I was wondering if anyone could help me as I have spent a lot of time
trying to get this to work with no success.
I can install foreman on debian wheezy using foreman-installer and the
default settings. This installs using a self signed cert meaning if I go to
https://foreman.mydomain.com in my browser the connection is not verified.
I have a certificate for this domain that I would like to use with foreman
and it is saved in the following locations
ca -> /var/lib/puppet/ssl/certs/GandiProSSLCA.pem
cert -> /var/lib/puppet/ssl/certs/REALforeman.mydomain.com.crt
key -> /var/lib/puppet/ssl/private_keys/REALforeman.mydomain.com.key
Now I have edited /etc/foreman/foreman-installer-answers.yaml and set :
server_ssl_ca: /var/lib/puppet/ssl/certs/GandiProSSLCA.pem
server_ssl_chain: /var/lib/puppet/ssl/certs/GandiProSSLCA.pem
server_ssl_cert: /var/lib/puppet/ssl/certs/REALforeman.mydomain.com.crt
server_ssl_key: /var/lib/puppet/ssl/private_keys/REALforeman.mydomain.
com.key
Then I run foreman-installer again
When I do this my connection to https://foreman.mydomain.com in my browser
is verified but then puppet does not work, if I run 'puppet agent -t' I get
the following
Warning: Unable to fetch my node definition, but the agent run will continue
:
Warning: Error 400 on SERVER: Failed to find foreman.mydomain.com via exec:
Execution of '/etc/puppet/node.rb foreman.mydomain.com' returned 1:
Info: Retrieving pluginfacts
Info: Retrieving plugin
Error: Could not retrieve catalog from remote server: Error 400 on SERVER:
Failed when searching for node foreman.mydomain.com: Failed to find foreman.

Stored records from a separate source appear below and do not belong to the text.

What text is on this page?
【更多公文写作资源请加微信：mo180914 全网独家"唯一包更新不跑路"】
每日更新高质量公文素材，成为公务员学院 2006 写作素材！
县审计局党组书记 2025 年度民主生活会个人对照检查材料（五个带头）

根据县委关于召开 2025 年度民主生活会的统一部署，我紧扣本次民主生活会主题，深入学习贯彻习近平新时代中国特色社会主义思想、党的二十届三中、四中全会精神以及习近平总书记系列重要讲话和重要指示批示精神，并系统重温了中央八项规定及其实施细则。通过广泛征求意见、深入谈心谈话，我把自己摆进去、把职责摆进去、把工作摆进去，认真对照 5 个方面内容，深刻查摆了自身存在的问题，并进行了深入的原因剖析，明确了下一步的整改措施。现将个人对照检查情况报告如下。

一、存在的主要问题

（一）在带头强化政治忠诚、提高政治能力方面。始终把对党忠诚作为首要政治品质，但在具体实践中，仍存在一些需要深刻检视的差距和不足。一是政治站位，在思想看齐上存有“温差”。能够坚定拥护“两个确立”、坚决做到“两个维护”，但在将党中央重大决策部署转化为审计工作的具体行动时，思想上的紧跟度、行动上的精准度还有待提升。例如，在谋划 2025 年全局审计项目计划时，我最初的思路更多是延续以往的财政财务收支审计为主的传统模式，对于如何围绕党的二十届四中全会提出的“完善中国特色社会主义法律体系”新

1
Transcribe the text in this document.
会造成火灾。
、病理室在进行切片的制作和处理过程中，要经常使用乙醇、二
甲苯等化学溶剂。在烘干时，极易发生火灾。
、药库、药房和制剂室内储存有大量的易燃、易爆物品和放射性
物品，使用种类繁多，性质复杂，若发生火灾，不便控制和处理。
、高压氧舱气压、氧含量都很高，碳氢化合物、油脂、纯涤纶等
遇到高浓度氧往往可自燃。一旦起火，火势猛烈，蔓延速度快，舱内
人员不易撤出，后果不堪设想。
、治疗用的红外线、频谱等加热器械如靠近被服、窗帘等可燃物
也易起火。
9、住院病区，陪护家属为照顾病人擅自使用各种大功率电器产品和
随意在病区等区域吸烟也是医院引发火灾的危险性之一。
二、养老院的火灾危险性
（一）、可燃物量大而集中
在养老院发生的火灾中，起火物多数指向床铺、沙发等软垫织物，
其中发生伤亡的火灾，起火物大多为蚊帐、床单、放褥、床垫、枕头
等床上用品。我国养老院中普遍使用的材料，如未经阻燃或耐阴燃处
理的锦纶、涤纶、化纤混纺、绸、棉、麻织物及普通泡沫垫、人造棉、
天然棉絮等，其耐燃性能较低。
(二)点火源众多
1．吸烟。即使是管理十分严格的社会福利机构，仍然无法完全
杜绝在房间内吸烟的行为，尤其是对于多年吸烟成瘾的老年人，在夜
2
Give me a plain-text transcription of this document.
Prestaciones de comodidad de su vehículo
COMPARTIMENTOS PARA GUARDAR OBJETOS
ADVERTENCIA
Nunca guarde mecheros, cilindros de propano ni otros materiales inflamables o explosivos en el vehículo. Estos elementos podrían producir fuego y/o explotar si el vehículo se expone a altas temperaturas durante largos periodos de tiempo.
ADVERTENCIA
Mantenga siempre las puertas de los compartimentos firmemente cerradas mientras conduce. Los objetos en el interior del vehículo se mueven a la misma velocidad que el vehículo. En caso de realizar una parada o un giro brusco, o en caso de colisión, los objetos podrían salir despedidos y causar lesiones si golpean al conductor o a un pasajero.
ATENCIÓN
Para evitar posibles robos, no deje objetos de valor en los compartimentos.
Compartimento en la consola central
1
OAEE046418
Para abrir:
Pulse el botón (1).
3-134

mydomain.com via exec: Execution of '/etc/puppet/node.rb
foreman.mydomain.com' returned 1:
Warning: Not using cache on failed catalog
Error: Could not retrieve catalog; skipping run
Running /etc/puppet/node.rb foreman.mydomain.com manually gets me this
Could not send facts to Foreman: SSL_connect returned=1 errno=0 state=SSLv3
read server certificate B: certificate verify failed
I have also tried pointing these settings to my certs with no luck
websockets_ssl_key
websockets_ssl_cert
ssl_ca
ssl_cert
ssl_key
puppet_ssl_ca
puppet_ssl_cert
puppet_ssl_key
server_foreman_ssl_ca
server_foreman_ssl_cert
server_foreman_ssl_key
Would anyone be able to help me with the correct options that I should be
setting? I can attach any necessary files, just ask.